Diskussionen im Parlament

Kasseler NSU-Mord: Land bestätigt Zahlung an V-Mann

Verlangt Aufklärung: Hermann Schaus (59, Die Linke). Foto:  dpa

Wiesbaden/Kassel. Bei der Aufklärung des Kasseler NSU-Mords gibt es um einen nordhessischen Neonazi und V-Mann viele neue Ungereimtheiten.

Benjamin G. war im Verfassungsschutz der Beamte Andreas T. zugeordnet, der sich im April 2006 kurz vor oder während des Attentats auf Halit Yozgat in dessen Internetcafé in Kassel aufhielt. Vor der Tat hatten T. und G. auch miteinander telefoniert.

Am Donnerstag wurde im Innenausschuss des Wiesbadener Landtags eine weitere Merkwürdigkeit bekannt. Hessens Verfassungsschutz entschied, Benjamin G. einen Rechtsbeistand zur Seite stellen - im November 2011. Für den Linken-Abgeordneten Hermann Schaus ist das Datum kein Zufall: Wenige Tage vorher sei die rechtsterroristische NSU-Zelle aufgeflogen, mit den bekannten Querverbindungen zum Mord in Kassel.
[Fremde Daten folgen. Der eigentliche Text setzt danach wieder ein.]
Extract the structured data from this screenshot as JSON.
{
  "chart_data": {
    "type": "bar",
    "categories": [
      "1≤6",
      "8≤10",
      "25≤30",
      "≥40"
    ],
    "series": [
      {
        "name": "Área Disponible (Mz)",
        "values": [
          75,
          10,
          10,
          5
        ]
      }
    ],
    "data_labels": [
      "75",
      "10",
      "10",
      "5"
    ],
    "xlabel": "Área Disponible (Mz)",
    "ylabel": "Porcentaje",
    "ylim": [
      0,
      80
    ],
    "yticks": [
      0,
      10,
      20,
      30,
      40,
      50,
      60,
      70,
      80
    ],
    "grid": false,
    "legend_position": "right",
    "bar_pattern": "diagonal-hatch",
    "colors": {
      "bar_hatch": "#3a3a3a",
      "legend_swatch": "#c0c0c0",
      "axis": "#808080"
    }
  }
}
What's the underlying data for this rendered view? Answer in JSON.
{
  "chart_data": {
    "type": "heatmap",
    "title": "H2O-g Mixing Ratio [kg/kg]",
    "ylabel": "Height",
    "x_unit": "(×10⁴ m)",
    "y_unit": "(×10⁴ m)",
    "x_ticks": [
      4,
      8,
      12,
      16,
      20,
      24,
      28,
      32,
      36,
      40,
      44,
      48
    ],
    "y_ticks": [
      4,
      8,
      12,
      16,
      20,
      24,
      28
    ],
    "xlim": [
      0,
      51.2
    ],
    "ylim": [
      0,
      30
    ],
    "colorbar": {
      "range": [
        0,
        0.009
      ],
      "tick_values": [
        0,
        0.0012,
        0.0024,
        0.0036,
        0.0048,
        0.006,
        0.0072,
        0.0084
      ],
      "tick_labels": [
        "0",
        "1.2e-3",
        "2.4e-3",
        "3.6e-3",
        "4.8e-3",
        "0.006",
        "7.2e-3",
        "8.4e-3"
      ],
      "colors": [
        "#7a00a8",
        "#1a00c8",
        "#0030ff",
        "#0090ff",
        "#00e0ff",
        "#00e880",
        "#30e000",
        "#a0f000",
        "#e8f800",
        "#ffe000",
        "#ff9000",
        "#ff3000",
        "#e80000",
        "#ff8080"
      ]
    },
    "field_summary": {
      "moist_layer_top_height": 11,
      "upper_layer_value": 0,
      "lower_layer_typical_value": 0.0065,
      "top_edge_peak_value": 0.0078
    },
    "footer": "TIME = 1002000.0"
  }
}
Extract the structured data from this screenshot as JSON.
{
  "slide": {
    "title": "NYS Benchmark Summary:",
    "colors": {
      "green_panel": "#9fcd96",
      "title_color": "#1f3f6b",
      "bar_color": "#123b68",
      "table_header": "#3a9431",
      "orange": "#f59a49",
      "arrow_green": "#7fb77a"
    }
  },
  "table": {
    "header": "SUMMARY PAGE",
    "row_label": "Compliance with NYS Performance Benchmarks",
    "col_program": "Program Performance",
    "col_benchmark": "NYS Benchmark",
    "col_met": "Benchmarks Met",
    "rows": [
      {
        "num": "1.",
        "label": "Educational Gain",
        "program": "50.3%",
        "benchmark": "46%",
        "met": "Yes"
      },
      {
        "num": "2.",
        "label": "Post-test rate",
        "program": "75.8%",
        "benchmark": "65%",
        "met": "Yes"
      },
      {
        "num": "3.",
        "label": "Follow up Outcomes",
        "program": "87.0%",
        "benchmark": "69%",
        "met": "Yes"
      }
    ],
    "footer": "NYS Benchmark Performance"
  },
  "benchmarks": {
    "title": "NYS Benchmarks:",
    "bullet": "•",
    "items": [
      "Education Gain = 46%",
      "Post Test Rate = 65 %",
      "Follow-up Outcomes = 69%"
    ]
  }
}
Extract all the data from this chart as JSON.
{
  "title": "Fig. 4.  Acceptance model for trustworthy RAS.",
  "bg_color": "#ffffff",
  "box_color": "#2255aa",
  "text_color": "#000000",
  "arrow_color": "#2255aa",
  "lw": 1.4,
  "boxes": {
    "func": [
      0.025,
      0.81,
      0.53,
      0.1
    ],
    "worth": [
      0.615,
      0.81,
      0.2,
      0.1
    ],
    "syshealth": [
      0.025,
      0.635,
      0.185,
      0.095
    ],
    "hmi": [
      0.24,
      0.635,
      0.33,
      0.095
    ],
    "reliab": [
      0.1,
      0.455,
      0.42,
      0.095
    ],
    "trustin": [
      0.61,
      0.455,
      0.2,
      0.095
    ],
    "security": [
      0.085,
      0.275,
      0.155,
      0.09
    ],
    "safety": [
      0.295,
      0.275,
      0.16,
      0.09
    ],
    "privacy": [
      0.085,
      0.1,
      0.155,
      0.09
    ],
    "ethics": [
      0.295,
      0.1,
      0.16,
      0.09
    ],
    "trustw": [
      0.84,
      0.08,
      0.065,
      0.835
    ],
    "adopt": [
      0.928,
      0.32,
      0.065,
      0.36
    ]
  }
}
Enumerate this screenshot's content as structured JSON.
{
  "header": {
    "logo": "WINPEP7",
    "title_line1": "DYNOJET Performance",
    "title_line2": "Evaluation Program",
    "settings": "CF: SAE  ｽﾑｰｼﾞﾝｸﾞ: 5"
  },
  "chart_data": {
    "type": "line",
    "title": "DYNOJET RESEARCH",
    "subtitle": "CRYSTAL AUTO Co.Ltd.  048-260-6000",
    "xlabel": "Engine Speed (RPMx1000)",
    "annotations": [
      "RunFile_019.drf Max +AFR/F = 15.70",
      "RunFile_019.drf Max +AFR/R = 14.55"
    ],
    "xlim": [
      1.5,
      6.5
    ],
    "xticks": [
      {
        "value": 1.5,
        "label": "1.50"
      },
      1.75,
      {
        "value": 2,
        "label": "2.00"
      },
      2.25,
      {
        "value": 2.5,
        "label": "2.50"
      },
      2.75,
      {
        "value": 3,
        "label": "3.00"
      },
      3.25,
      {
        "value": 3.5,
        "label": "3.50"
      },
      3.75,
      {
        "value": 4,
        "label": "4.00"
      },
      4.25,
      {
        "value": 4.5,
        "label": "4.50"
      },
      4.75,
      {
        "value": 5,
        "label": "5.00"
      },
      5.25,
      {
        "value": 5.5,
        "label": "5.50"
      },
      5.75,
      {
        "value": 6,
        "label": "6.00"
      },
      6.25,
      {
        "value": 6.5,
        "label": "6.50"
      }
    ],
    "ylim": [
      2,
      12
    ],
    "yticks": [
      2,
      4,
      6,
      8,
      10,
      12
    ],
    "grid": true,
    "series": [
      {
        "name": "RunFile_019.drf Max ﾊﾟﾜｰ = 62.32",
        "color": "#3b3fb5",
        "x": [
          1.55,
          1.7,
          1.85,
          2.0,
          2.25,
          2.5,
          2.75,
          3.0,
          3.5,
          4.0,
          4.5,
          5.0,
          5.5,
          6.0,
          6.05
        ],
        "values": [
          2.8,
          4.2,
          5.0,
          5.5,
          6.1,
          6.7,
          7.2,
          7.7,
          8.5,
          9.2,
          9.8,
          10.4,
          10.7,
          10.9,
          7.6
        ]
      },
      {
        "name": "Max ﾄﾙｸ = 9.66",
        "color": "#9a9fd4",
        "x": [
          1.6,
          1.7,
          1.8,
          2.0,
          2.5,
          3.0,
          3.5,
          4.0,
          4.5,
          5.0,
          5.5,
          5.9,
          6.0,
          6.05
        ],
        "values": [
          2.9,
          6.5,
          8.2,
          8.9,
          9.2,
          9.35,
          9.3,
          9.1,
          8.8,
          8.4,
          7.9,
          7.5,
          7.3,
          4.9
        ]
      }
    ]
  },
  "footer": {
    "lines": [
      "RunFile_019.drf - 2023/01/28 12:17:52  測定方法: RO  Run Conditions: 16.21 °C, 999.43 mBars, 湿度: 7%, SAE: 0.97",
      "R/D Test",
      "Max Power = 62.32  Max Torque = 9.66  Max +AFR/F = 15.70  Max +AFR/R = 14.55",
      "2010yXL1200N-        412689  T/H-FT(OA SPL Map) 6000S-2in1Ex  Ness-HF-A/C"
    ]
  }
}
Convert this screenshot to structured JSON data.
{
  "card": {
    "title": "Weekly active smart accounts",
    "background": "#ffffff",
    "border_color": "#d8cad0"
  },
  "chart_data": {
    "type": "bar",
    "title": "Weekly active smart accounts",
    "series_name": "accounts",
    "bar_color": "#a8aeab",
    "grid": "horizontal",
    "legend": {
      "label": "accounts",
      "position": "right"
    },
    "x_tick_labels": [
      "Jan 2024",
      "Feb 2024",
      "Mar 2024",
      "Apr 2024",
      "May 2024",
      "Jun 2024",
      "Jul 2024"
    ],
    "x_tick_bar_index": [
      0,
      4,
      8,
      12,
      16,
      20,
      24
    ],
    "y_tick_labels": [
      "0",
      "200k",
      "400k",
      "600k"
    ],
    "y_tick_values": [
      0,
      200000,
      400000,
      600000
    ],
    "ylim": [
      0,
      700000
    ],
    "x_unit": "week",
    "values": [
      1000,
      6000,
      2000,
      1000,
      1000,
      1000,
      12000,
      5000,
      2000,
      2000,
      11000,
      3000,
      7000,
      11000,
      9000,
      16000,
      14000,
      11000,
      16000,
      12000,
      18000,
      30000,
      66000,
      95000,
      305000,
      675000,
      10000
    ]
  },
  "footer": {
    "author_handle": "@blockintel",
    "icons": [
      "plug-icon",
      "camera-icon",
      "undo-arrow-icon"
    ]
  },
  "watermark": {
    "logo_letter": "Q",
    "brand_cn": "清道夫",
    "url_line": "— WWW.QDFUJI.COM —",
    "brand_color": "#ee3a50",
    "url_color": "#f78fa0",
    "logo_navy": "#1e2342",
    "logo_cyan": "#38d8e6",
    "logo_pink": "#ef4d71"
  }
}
Innenminister Peter Beuth (CDU) verteidigte die bereits 2012 erfolgte Verpflichtung eines Mainzer Anwalts für Benjamin G., der von 2003 bis 2007 dem Verfassungsschutz zulieferte. Als früherer V-Mann habe er unter dem besonderen Schutz des Landes gestanden, begründete Beuth das Engagement für den Neonazi.

Im NSU-Prozess trat Benjamin G. Ende 2013 auf. Mit Genehmigung des Verfassungsschutzes durfte er sich zwar zum Kasseler Mord äußern, nicht aber zur Arbeit seiner früheren Behörde. Für seinen Auftritt zahlte das Land G. 396,17 Euro an Spesen, für Parkticket und Fahrtkosten. Das Geld, das Gerichte ohnehin an Zeugen auszahlen, wurde damit schon verrechnet.

200 Euro davon flossen laut Beuth in ein Vorbereitungstreffen zur Münchner Aussage. Wieviel Benjamin G.s Rechtsbeistand vom Land für seine Tätigkeit erhalten hat, bleibt offen. Wegen des Datenschutzes könne er dazu nichts sagen, erklärte der Minister.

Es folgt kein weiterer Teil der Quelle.